Evaluating the Robustness of Competing Clustering Algorithms

When presented with a dataset, it is beneficial to identify any relationships or trends. One way in which we can accomplish this is through the application of cluster analysis, a method for developing taxonomies within a set of observations. While this technique is beneficial in marketing, research, or any profession requiring data analysis, there are many algorithms for dfining clusters in a dataset. As a result, we raise the question, which clustering algorithm is the best in various scenarios? In this project we examine three such clustering techniques: k-means, hierarchical, and MCLUST, and analyze their efficiency in clustering data on self-generated datasets in which we know the number of clusters. We begin by investigating what each of these clustering techniques is and how they work. Upon developing an understanding of how each algorithm works, we assess the performance of each algorithm when the correct number of clusters is used as well as at various incorrect number of clusters.

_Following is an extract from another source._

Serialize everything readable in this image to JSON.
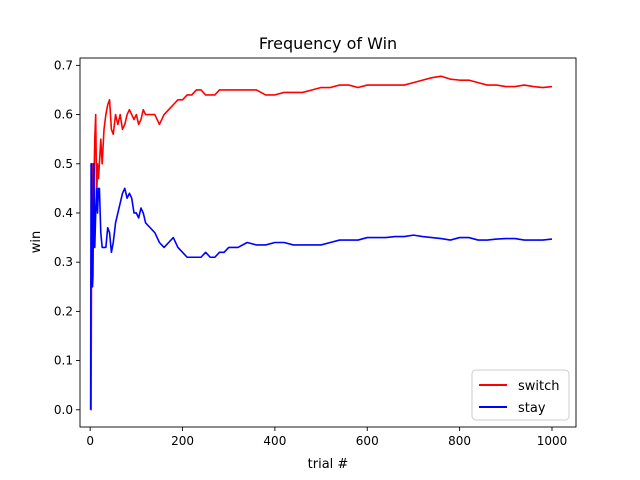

Furthermore, we contrast how each performs when the number of dimensions and the degree of the cluster separations are varied. For comparison between the different clustering algorithms in these areas, we implement the adjusted Rand statistic. After these analyses we apply the best algorithm to grouping 2008-2009 Eastern College Athletic Conference (ECAC) men's and women's hockey player data, including information on games played, goals, assists, penalties, and +=ยก. The intent of this is to identify interesting groups of players.